Annie Ernaux : « On ne sort pas du désir dans la chanson »

Pour l’écrivaine Prix Nobel, qui présente une exposition photo à la MEP à Paris, la musique est supérieure à l’écriture, elle offre de tout revivre à l’infini.

La femme au gant par Dolorès Marat (Collection MEP)
Détail de « La femme au gant » par Dolorès Marat (Collection MEP, Paris)

« Je suis traversée par les gens, leur existence, comme une putain ».

Cette phrase, essentielle dans l’œuvre d’Annie Ernaux, est extraite du Journal du dehors (Gallimard), texte plutôt que roman, collecte de moments glanés dans les transports en commun, les supermarchés, les rues d’une ville nouvelle, Cergy-Pontoise, et publié en 1993.

C’est à partir de ce texte qu’est née l’exposition Extérieurs, que propose la MEP jusqu’au 26 mai 2024. Constituée de photographies extraites de la collection de cette maison sélectionnées par Lou Stoppard, le parcours proposé au premier étage met en relation des extraits du Journal du dehors, occupant parfois un pan entier de murs comme le ferait une œuvre plastique, et des photographies en couleur ou en noir et blanc qui n’illustrent pas les textes, mais les complètent, les questionnent, les reflètent.

« Ce sont les autres, anonymes côtoyés dans le métro, les salles d’attente, qui, par l’intérêt, la colère ou la honte dont ils nous traversent, réveillent notre mémoire et nous révèlent à nous-mêmes. » (Journal du dehors)

Hiro, Shinjuku Station, Tokyo, 1962. Tirages gélatino-argentiques.

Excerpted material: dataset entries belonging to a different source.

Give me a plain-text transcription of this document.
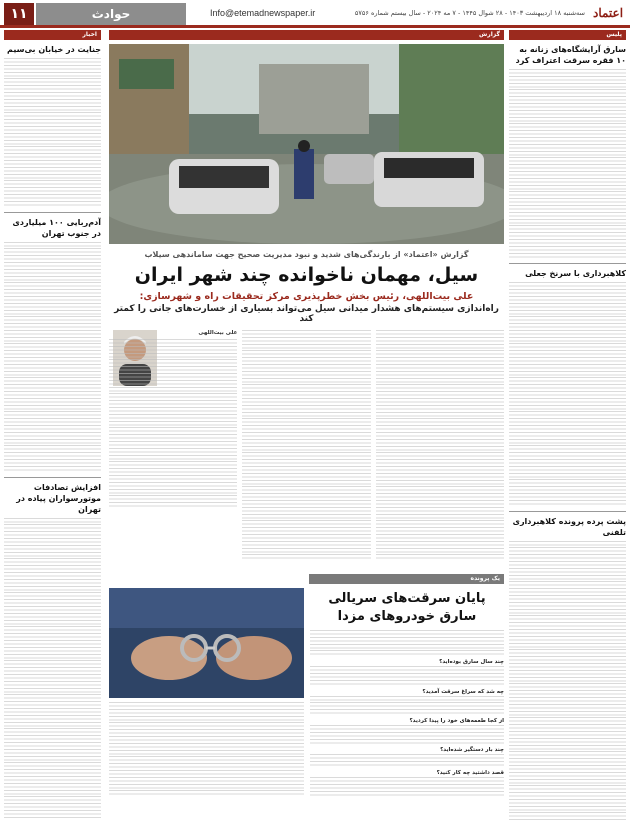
۱۱	حوادث	Info@etemadnewspaper.ir	سه‌شنبه ۱۸ اردیبهشت ۱۴۰۳ - ۲۸ شوال ۱۴۴۵ - ۷ مه ۲۰۲۴ - سال بیستم شماره ۵۷۵۶ اعتماد
پلیس
سارق آرایشگاه‌های زنانه به ۱۰ فقره سرقت اعتراف کرد
کلاهبرداری با سرنخ جعلی
پشت پرده پرونده کلاهبرداری تلفنی
اخبار
جنایت در خیابان بی‌سیم
آدم‌ربایی ۱۰۰ میلیاردی در جنوب تهران
افزایش تصادفات موتورسواران پیاده در تهران
گزارش
گزارش «اعتماد» از بارندگی‌های شدید و نبود مدیریت صحیح جهت ساماندهی سیلاب
سیل، مهمان ناخوانده چند شهر ایران
علی بیت‌اللهی، رئیس بخش خطرپذیری مرکز تحقیقات راه و شهرسازی:
راه‌اندازی سیستم‌های هشدار میدانی سیل می‌تواند بسیاری از خسارت‌های جانی را کمتر کند
علی بیت‌اللهی
یک پرونده
پایان سرقت‌های سریالی سارق خودروهای مزدا
چند سال سارق بوده‌اید؟
چه شد که سراغ سرقت آمدید؟
از کجا طعمه‌های خود را پیدا کردید؟
چند بار دستگیر شده‌اید؟
قصد داشتید چه کار کنید؟
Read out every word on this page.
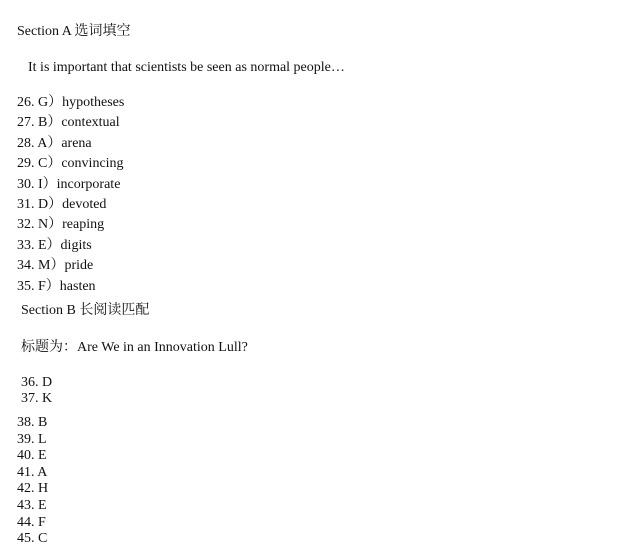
Section A 选词填空
It is important that scientists be seen as normal people…
26. G）hypotheses
27. B）contextual
28. A）arena
29. C）convincing
30. I）incorporate
31. D）devoted
32. N）reaping
33. E）digits
34. M）pride
35. F）hasten
Section B 长阅读匹配
标题为：Are We in an Innovation Lull?
36. D
37. K
38. B
39. L
40. E
41. A
42. H
43. E
44. F
45. C
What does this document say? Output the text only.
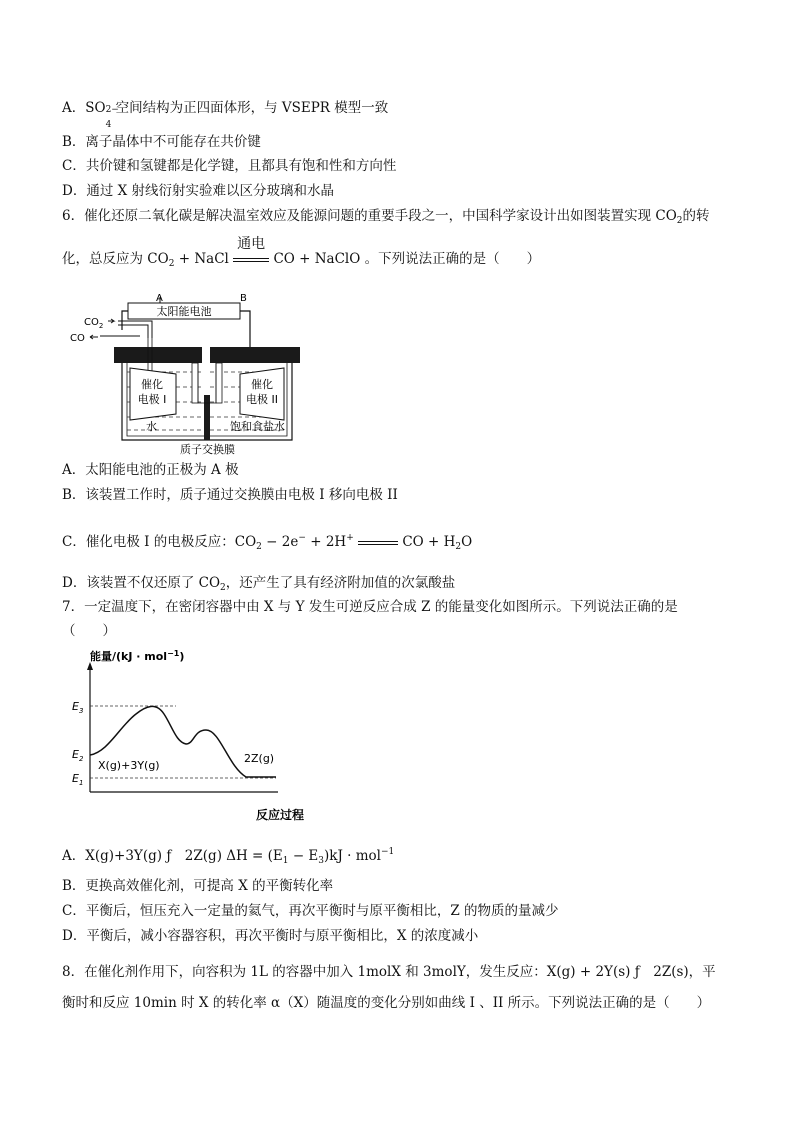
A．SO 2−
4
空间结构为正四面体形，与 VSEPR 模型一致
B．离子晶体中不可能存在共价键
C．共价键和氢键都是化学键，且都具有饱和性和方向性
D．通过 X 射线衍射实验难以区分玻璃和水晶
6．催化还原二氧化碳是解决温室效应及能源问题的重要手段之一，中国科学家设计出如图装置实现 $CO_2$的转
化，总反应为 $CO_2$ + NaCl
通电
CO + NaClO 。下列说法正确的是（　　）
太阳能电池
A	B
$CO_2$
CO
催化
电极 I
催化
电极 II
水	饱和食盐水
质子交换膜
A．太阳能电池的正极为 A 极
B．该装置工作时，质子通过交换膜由电极 I 移向电极 II
C．催化电极 I 的电极反应：$CO_2 - 2e^- + 2H^+$	CO + $H_2O$
D．该装置不仅还原了 $CO_2$，还产生了具有经济附加值的次氯酸盐
7．一定温度下，在密闭容器中由 X 与 Y 发生可逆反应合成 Z 的能量变化如图所示。下列说法正确的是
（　　）
能量/(kJ · mol$^{-1}$)
$E_3$
$E_2$
$E_1$
X(g)+3Y(g)
2Z(g)
反应过程
A．X(g)+3Y(g) ƒ　2Z(g) $\Delta H = (E_1 - E_3)kJ \cdot mol^{-1}$
B．更换高效催化剂，可提高 X 的平衡转化率
C．平衡后，恒压充入一定量的氦气，再次平衡时与原平衡相比，Z 的物质的量减少
D．平衡后，减小容器容积，再次平衡时与原平衡相比，X 的浓度减小
8．在催化剂作用下，向容积为 1L 的容器中加入 1molX 和 3molY，发生反应：X(g) + 2Y(s) ƒ　2Z(s)，平
衡时和反应 10min 时 X 的转化率 α（X）随温度的变化分别如曲线 I 、II 所示。下列说法正确的是（　　）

Collection MEP, Paris.
Hiro, Shinjuku Station, Tokyo, 1962. Tirages gélatino-argentiques. (Collection MEP, Paris)

« J’ai vraiment cette impression d’être moi-même un lieu de passage. »

L’idée de la traversée, du passage, est essentielle pour comprendre l’œuvre littéraire d’Annie Ernaux comme pour saisir l’essence de cette exposition où s’entrecroisent des trajectoires, des regards, des éclats de miroir brisé, des vitres derrière lesquelles l’on passe ou s’abrite.

Bernard Pierre Wolff, Shinjuku, Tokyo, 1981 Tirage gélatino-argentique Collection MEP, Paris.
Bernard Pierre Wolff, Shinjuku, Tokyo, 1981 Tirage gélatino-argentique. (Collection MEP, Paris)

Pourtant un texte n’est pas une photographie, même si, comme l’écrit Lou Stoppard dans le catalogue de l’exposition, il est possible de lire une photographie ou de voir un texte. Alors pourquoi les lier ? Peut-être parce que le Journal du dehors montre à quel point l’écriture d’Annie Ernaux est tournée vers l’autre, vers l’extérieur. Par l’écriture, il s’agit avant tout de sortir de soi et non de se tourner autour. Les photographes exposés ont cette même démarche : donner à voir ce passage du dedans au dehors, cette extraction d’une réalité intérieure pour se jeter dans le bain bouillonnant du monde.

« C’est, je crois, dans la façon de regarder aux caisses le contenu de son Caddie, dans les mots qu’on prononce pour demander un bifteck ou apprécier un tableau, que se lisent les désirs et les frustrations, les inégalités socioculturelles. Dans la caissière humiliée par la cliente, le SDF qui fait la manche et que les gens évitent, les violences et la honte de la société — dans tout ce qui semble anodin et dépourvu de significations parce que trop familier ou ordinaire. Il n’y a pas de hiérarchie dans les expériences que nous avons du monde. La sensation et la réflexion que suscitent les lieux ou les objets sont indépendantes de leur valeur culturelle et l’hypermarché offre autant de sens et de vérité humaine que la salle de concert. » (Journal du dehors)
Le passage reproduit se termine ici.